What’s more, the priests say, there hasn’t been a real change for the parishioners of their parishes. Still, McGrath said that Pope Francis‘ papacy has had a “definite impact” on the church, mainly because of the man himself.

“He has caught the imagination of many folks because of his personality and affability,” McGrath said.

But that hasn’t meant a large change for the members of his parish.

Sauer agreed.

“Most people have their experience of the church through the local parish,” he said.

Because of that, Pope Francis‘ papacy, though inspiring to many, has had less impact than imagined.

And, in fact, that is what poll numbers are showing nationwide. Results of numerous polls by the Pew Research Center show that, by and large, Americans - Catholic and non-Catholic alike - generally like Pope Francis. He is rated favorably by 79 percent of Catholics in the United States and favorably by 58 percent of non-Catholic Americans.

However, Pew’s numbers do not show a corresponding resurgence in Catholicism in the country since Francis’ election. The number of those attending Mass has remained constant from before Francis’ election until after his election at about 39 percent. And Americans who identify themselves as Catholic also has remained constant since 2007 - six years - at about 22 percent.
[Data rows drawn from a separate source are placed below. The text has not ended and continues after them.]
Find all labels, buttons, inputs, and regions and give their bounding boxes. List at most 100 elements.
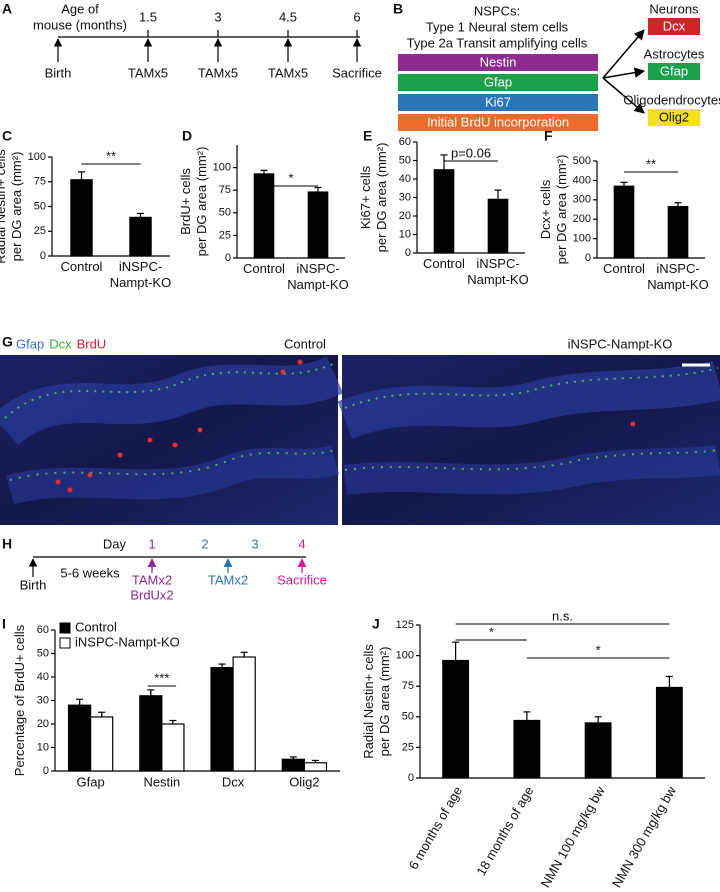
- brdu-dot: [87, 472, 93, 478]
- y-tick-label: 60: [37, 624, 49, 636]
- y-tick-label: 100: [28, 151, 46, 163]
- y-axis-label-line: per DG area (mm²): [194, 147, 209, 257]
- condition-label: iNSPC-Nampt-KO: [568, 336, 673, 351]
- y-tick-label: 60: [399, 136, 411, 148]
- y-tick-label: 200: [573, 213, 591, 225]
- x-tick-label: iNSPC-Nampt-KO: [287, 261, 348, 292]
- event-label: BrdUx2: [130, 587, 173, 602]
- brdu-dot: [67, 487, 73, 493]
- granule-layer: [343, 445, 720, 495]
- title-line: NSPCs:: [474, 3, 520, 18]
- start-label: Birth: [20, 577, 47, 592]
- x-tick-label-line: iNSPC-: [296, 261, 339, 276]
- y-tick-label: 50: [34, 200, 46, 212]
- cell-type: Oligodendrocytes: [623, 92, 720, 107]
- x-tick-label-line: Nampt-KO: [110, 275, 171, 290]
- y-tick-label: 300: [573, 194, 591, 206]
- x-tick-label-line: Control: [603, 261, 645, 276]
- y-tick-label: 500: [573, 155, 591, 167]
- y-tick-label: 40: [399, 173, 411, 185]
- marker-bar: [398, 54, 598, 71]
- legend-label: iNSPC-Nampt-KO: [75, 634, 180, 649]
- bar: [433, 169, 455, 254]
- y-axis-label: Ki67+ cellsper DG area (mm²): [358, 143, 389, 253]
- fate-box: [648, 63, 700, 80]
- day-label: 4: [298, 536, 305, 551]
- bar: [667, 205, 689, 259]
- bar: [303, 762, 328, 772]
- event-label: TAMx5: [128, 65, 168, 80]
- event-label: TAMx5: [198, 65, 238, 80]
- significance-label: **: [106, 148, 116, 163]
- age-label: 6: [353, 9, 360, 24]
- y-tick-label: 100: [573, 233, 591, 245]
- bar: [129, 216, 152, 257]
- x-tick-label: Control: [423, 256, 465, 271]
- bar: [584, 722, 612, 779]
- event-label: Sacrifice: [332, 65, 382, 80]
- y-tick-label: 50: [37, 647, 49, 659]
- fate-arrow: [602, 67, 646, 79]
- cell-type: Neurons: [649, 1, 699, 16]
- y-axis-label-line: Dcx+ cells: [538, 179, 553, 239]
- y-tick-label: 25: [402, 741, 414, 753]
- x-tick-label: 6 months of age: [406, 784, 466, 872]
- x-tick-label: Olig2: [289, 774, 319, 789]
- y-axis-label-line: Ki67+ cells: [358, 165, 373, 229]
- granule-layer: [5, 445, 340, 505]
- y-tick-label: 100: [213, 162, 231, 174]
- legend-label: Control: [75, 619, 117, 634]
- granule-layer: [0, 356, 344, 446]
- y-tick-label: 25: [219, 229, 231, 241]
- bar: [513, 719, 541, 779]
- bar: [232, 656, 256, 772]
- y-axis-label-line: per DG area (mm²): [377, 647, 392, 757]
- y-tick-label: 20: [399, 210, 411, 222]
- panel-letter: J: [372, 616, 380, 632]
- y-axis-label: Radial Nestin+ cellsper DG area (mm²): [0, 149, 24, 264]
- y-tick-label: 50: [402, 711, 414, 723]
- fate-arrow: [602, 29, 645, 79]
- bar: [90, 716, 114, 772]
- stain-label: Gfap: [16, 336, 44, 351]
- bar: [67, 704, 92, 772]
- y-tick-label: 0: [585, 252, 591, 264]
- bar: [307, 191, 329, 259]
- y-axis-label-line: Radial Nestin+ cells: [361, 644, 376, 759]
- dcx-cells: [4, 362, 336, 419]
- event-label: TAMx2: [132, 572, 172, 587]
- significance-label: p=0.06: [451, 145, 491, 160]
- stain-label: Dcx: [49, 336, 72, 351]
- day-label: 3: [251, 536, 258, 551]
- dcx-cells: [9, 449, 336, 481]
- significance-label: ***: [154, 670, 169, 685]
- panel-letter: H: [2, 536, 12, 552]
- y-tick-label: 10: [37, 741, 49, 753]
- x-tick-label-line: Nampt-KO: [467, 272, 528, 287]
- panel-letter: G: [2, 334, 13, 350]
- y-tick-label: 25: [34, 225, 46, 237]
- y-tick-label: 20: [37, 718, 49, 730]
- fate-box: [648, 109, 700, 126]
- event-label: TAMx2: [208, 572, 248, 587]
- x-tick-label-line: iNSPC-: [476, 256, 519, 271]
- x-tick-label-line: Control: [243, 261, 285, 276]
- event-label: Birth: [45, 65, 72, 80]
- x-tick-label-line: Nampt-KO: [287, 277, 348, 292]
- x-tick-label: iNSPC-Nampt-KO: [647, 261, 708, 292]
- y-tick-label: 10: [399, 228, 411, 240]
- bar: [70, 179, 93, 257]
- marker-label: Nestin: [480, 54, 517, 69]
- y-axis-label-line: per DG area (mm²): [554, 155, 569, 265]
- y-tick-label: 75: [34, 176, 46, 188]
- y-tick-label: 125: [396, 619, 414, 631]
- bar: [161, 723, 185, 772]
- bar: [655, 686, 683, 779]
- y-axis-label-line: BrdU+ cells: [178, 168, 193, 235]
- marker-label: Initial BrdU incorporation: [427, 114, 569, 129]
- bar: [139, 695, 163, 772]
- bar: [281, 758, 305, 772]
- panel-letter: F: [544, 128, 553, 144]
- y-axis-label-line: Radial Nestin+ cells: [0, 149, 8, 264]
In other words, there is no clear “Pope Francis Effect” among U.S. Catholics, according to Pew.

Which would seem to be fine with Pope Francis himself.

The Associated Press has reported that Pope Francis finds the hype that is increasingly surrounding him “offensive,” according to an interview published Wednesday.

Francis told Italian daily Corriere della Sera he doesn’t appreciate the myth-making that has seen him depicted as a “Superpope” (as an Italian street artist recently painted him) who sneaks out at night to feed the poor (as Italian newspapers have suggested).

“I don’t like ideological interpretations, this type of mythology of Pope Francis,” the pope told Corriere. “If I’m not mistaken, Sigmund Freud said that in every idealization there’s an aggression. Depicting the pope as a sort of Superman, a star, is offensive to me.

“The pope is a man who laughs, cries, sleeps calmly and has friends like everyone else. A normal person.”

Sauer said that the pope is clearly showing what any pastor knows - that popularity is OK, but not to the extent that he becomes a cult figure.

“He’s afraid that people will build him into a mythic figure, and that’s not what we’re all about,” Sauer said.

Still, McGrath said, he believes that the pope will continue to be the sort of pastoral leader he’s always been, even though, for security reasons, he can’t have the same day-to-day contact he used to have with his parishioners.

“I think he’s still getting used to being pope, and getting a little frustrated,” McGrath said. “He’s used to being close to the people.”

Though he does not treat the pope as a mythic figure, Sauer acknowledges he does quote the pope a great deal.

“He has an interesting way of saying things,” he said.

In particular, he like what the pope said about the relationship between a pastor - from an ancient Latin word meaning “shepherd” - and his parishioners.

“He said that a pastor should smell like his sheep,” Sauer said.